Needless to say, within the loaded context of Coal Mountain Elementary, the failure of the school lesson plans to make any reference whatsoever to the dangers of mining or the “cost” of death and disability to the miners makes us realize that these innocent-looking “lesson plans” are actually corporate propaganda.
So let’s look beyond the activist message at the very curious type of poetry we have here. As the book begins, we immediately read a newspaper account of a mining disaster in China in which the wife of a dead miner is quoted as saying “I have no language for my feelings…and there’s no way anybody else can understand it.” Throughout Coal Mountain Elementary the quotations from surviving miners and the widows of miners are strikingly subdued in the wake of the horror which has forever changed their lives. The testimonies given by the Sago miners are scattered throughout with phrases like “you know,” as each miner reaches a point in the recalling when he asks the listener to intuitively comprehend what he cannot utter.

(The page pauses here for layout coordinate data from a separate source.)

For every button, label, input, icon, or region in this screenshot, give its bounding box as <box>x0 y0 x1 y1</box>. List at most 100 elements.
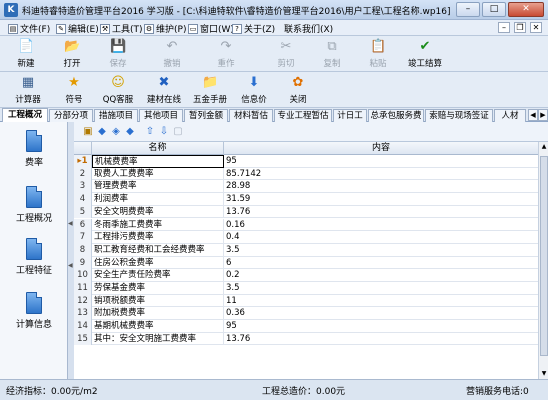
row-name-cell[interactable]: 职工教育经费和工会经费费率 <box>92 243 224 257</box>
row-name-cell[interactable]: 利润费率 <box>92 193 224 206</box>
row-value-cell[interactable]: 3.5 <box>224 244 538 257</box>
menu-tools[interactable]: ⚒ 工具(T) <box>100 22 143 35</box>
row-name-cell[interactable]: 安全生产责任险费率 <box>92 269 224 282</box>
table-row[interactable]: 7 工程排污费费率 0.4 <box>74 231 538 244</box>
row-name-cell[interactable]: 销项税额费率 <box>92 294 224 308</box>
row-value-cell[interactable]: 85.7142 <box>224 168 538 181</box>
minimize-button[interactable]: – <box>456 2 480 17</box>
symbol-button[interactable]: ★ 符号 <box>54 74 94 106</box>
row-name-cell[interactable]: 安全文明费费率 <box>92 205 224 219</box>
menu-contact[interactable]: 联系我们(X) <box>284 22 333 35</box>
row-name-cell[interactable]: 其中：安全文明施工费费率 <box>92 332 224 346</box>
tab-claims-visa[interactable]: 索赔与现场签证 <box>425 109 493 122</box>
tab-divisions[interactable]: 分部分项 <box>49 109 93 122</box>
close-tool-button[interactable]: ✿ 关闭 <box>278 74 318 106</box>
table-row[interactable]: 3 管理费费率 28.98 <box>74 180 538 194</box>
mdi-close-button[interactable]: ✕ <box>530 22 542 33</box>
table-row[interactable]: 11 劳保基金费率 3.5 <box>74 282 538 295</box>
table-row[interactable]: 5 安全文明费费率 13.76 <box>74 205 538 219</box>
sidebar-item-calc-info[interactable]: 计算信息 <box>6 292 62 342</box>
hardware-manual-button[interactable]: 📁 五金手册 <box>188 74 232 106</box>
table-row[interactable]: ▸1 机械费费率 95 <box>74 155 538 168</box>
scroll-down-icon[interactable]: ▼ <box>539 369 548 379</box>
folder-icon[interactable]: ▣ <box>82 126 94 138</box>
qq-service-button[interactable]: ☺ QQ客服 <box>98 74 138 106</box>
table-row[interactable]: 4 利润费率 31.59 <box>74 193 538 206</box>
scroll-up-icon[interactable]: ▲ <box>539 142 548 152</box>
cut-button[interactable]: ✂ 剪切 <box>266 38 306 70</box>
table-row[interactable]: 2 取费人工费费率 85.7142 <box>74 167 538 181</box>
tab-general-contract-fee[interactable]: 总承包服务费 <box>368 109 424 122</box>
table-row[interactable]: 13 附加税费费率 0.36 <box>74 307 538 321</box>
tab-project-overview[interactable]: 工程概况 <box>2 108 48 122</box>
tab-scroll-right-icon[interactable]: ▶ <box>538 109 548 121</box>
menu-maintain[interactable]: ⚙ 维护(P) <box>144 22 186 35</box>
row-value-cell[interactable]: 28.98 <box>224 180 538 193</box>
tab-material-estimate[interactable]: 材料暂估 <box>229 109 273 122</box>
info-price-button[interactable]: ⬇ 信息价 <box>234 74 274 106</box>
move-up-icon[interactable]: ⇧ <box>144 126 156 138</box>
redo-button[interactable]: ↷ 重作 <box>206 38 246 70</box>
row-value-cell[interactable]: 0.4 <box>224 231 538 244</box>
copy-button[interactable]: ⧉ 复制 <box>312 38 352 70</box>
sidebar-item-rates[interactable]: 费率 <box>6 130 62 180</box>
table-row[interactable]: 14 基期机械费费率 95 <box>74 320 538 333</box>
menu-edit[interactable]: ✎ 编辑(E) <box>56 22 99 35</box>
row-value-cell[interactable]: 13.76 <box>224 206 538 219</box>
tab-scroll-left-icon[interactable]: ◀ <box>528 109 538 121</box>
row-value-cell[interactable]: 0.2 <box>224 269 538 282</box>
tab-measures[interactable]: 措施项目 <box>94 109 138 122</box>
tab-daywork[interactable]: 计日工 <box>333 109 367 122</box>
row-value-cell[interactable]: 13.76 <box>224 333 538 346</box>
maximize-button[interactable]: □ <box>482 2 506 17</box>
row-value-cell[interactable]: 31.59 <box>224 193 538 206</box>
table-row[interactable]: 6 冬雨季施工费费率 0.16 <box>74 218 538 232</box>
row-name-cell[interactable]: 冬雨季施工费费率 <box>92 218 224 232</box>
scroll-thumb[interactable] <box>540 156 548 356</box>
close-button[interactable]: ✕ <box>508 2 544 17</box>
menu-about[interactable]: ? 关于(Z) <box>232 22 275 35</box>
row-name-cell[interactable]: 住房公积金费率 <box>92 256 224 270</box>
sidebar-item-overview[interactable]: 工程概况 <box>6 186 62 236</box>
tab-provisional-sum[interactable]: 暂列金额 <box>184 109 228 122</box>
row-name-cell[interactable]: 取费人工费费率 <box>92 167 224 181</box>
row-name-cell[interactable]: 工程排污费费率 <box>92 231 224 244</box>
append-icon[interactable]: ◈ <box>110 126 122 138</box>
menu-window[interactable]: ▭ 窗口(W) <box>188 22 234 35</box>
delete-icon[interactable]: ◆ <box>124 126 136 138</box>
new-button[interactable]: 📄 新建 <box>6 38 46 70</box>
table-row[interactable]: 12 销项税额费率 11 <box>74 294 538 308</box>
row-name-cell[interactable]: 管理费费率 <box>92 180 224 194</box>
row-value-cell[interactable]: 95 <box>224 155 538 168</box>
table-row[interactable]: 8 职工教育经费和工会经费费率 3.5 <box>74 243 538 257</box>
row-name-cell[interactable]: 基期机械费费率 <box>92 320 224 333</box>
calculator-button[interactable]: ▦ 计算器 <box>8 74 48 106</box>
row-name-cell[interactable]: 机械费费率 <box>92 155 224 168</box>
save-button[interactable]: 💾 保存 <box>98 38 138 70</box>
table-row[interactable]: 10 安全生产责任险费率 0.2 <box>74 269 538 282</box>
table-row[interactable]: 9 住房公积金费率 6 <box>74 256 538 270</box>
undo-button[interactable]: ↶ 撤销 <box>152 38 192 70</box>
sidebar-item-features[interactable]: 工程特征 <box>6 238 62 288</box>
open-button[interactable]: 📂 打开 <box>52 38 92 70</box>
tab-specialty-estimate[interactable]: 专业工程暂估 <box>274 109 332 122</box>
materials-online-button[interactable]: ✖ 建材在线 <box>142 74 186 106</box>
menu-file[interactable]: ▤ 文件(F) <box>8 22 50 35</box>
tab-labor-materials[interactable]: 人材 <box>494 109 526 122</box>
grid-scrollbar[interactable]: ▲ ▼ <box>538 142 548 379</box>
row-name-cell[interactable]: 劳保基金费率 <box>92 282 224 295</box>
insert-icon[interactable]: ◆ <box>96 126 108 138</box>
final-settlement-button[interactable]: ✔ 竣工结算 <box>402 38 448 70</box>
row-value-cell[interactable]: 95 <box>224 320 538 333</box>
table-row[interactable]: 15 其中：安全文明施工费费率 13.76 <box>74 332 538 346</box>
row-name-cell[interactable]: 附加税费费率 <box>92 307 224 321</box>
row-value-cell[interactable]: 11 <box>224 295 538 308</box>
mdi-restore-button[interactable]: ❐ <box>514 22 526 33</box>
paste-button[interactable]: 📋 粘贴 <box>358 38 398 70</box>
mdi-minimize-button[interactable]: – <box>498 22 510 33</box>
row-value-cell[interactable]: 3.5 <box>224 282 538 295</box>
row-value-cell[interactable]: 0.36 <box>224 307 538 320</box>
row-value-cell[interactable]: 0.16 <box>224 219 538 232</box>
tab-other-items[interactable]: 其他项目 <box>139 109 183 122</box>
row-value-cell[interactable]: 6 <box>224 257 538 270</box>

And that morning I just – I did actually notice though and I made the comment of an old wive’s tale, you know, what does this mean, this lightning and thunder in January because where I’m from there’s always a – you know, the frogs in certain parts of the year and things like that. But I went to the door and opened the door because it was lightning and thunder carrying on so bad and it was so warm for the second day of January. You know, I asked two or three people, you know, what could this mean, you know. I mean, there’s got to be a tale of some sort, you know.
These transcript excerpts (which can be found in their entirety online) become a poetry of circumvention, of reticence, of talking around the emotional issues. But then, these verbal statements were recorded under highly formal circumstances in the company of state mining officials, attorneys, and other investigators, which undoubtedly inflected the speech of the miners and rescuers. Nevertheless, reading the transcripts chosen by Nowak strictly as a form of discourse, there is something wonderful about the ebb and flow of unedited oral language, the meandering path toward the important point, the abrupt changes in direction, the sudden intense focus.
Hang in there, we’re going to get you out. And I put myself, my eyes on his hand, and I noticed he had a wedding band on, and I’m thinking about this young man. And I watch his hand all the way out to see if he moved any, and that’s what I did. I was watching to see if I could see any movements. But I did notice his wedding band on his hand. He never did move his hand that I could see.
And, in fact, the miners had developed a code that referred to bodies as “items,” in hopes that anyone listening in on their radio conversations would not immediately realize that there were dead miners.
Likewise, transformed through its new context, the school lesson plans offered by the American Coal Foundation become a poetry of evasion, avoiding the harsh realities of coal mining in favor of a few banal subjects: “coal flowers”( a traditional craft in which pieces of coal are crystallized), “mining” for chocolate chips, and studying the sociology of the small towns that coal companies have provided for their workers.
For a book about violent and sudden death, Coal Mountain Elementary is pretty restrained. The few flashes of anger and outrage at the poor wages, terrible working conditions, and repeated safety violations appear mostly in the newspaper journalism. But the impact of the book’s message is not restrained in the least.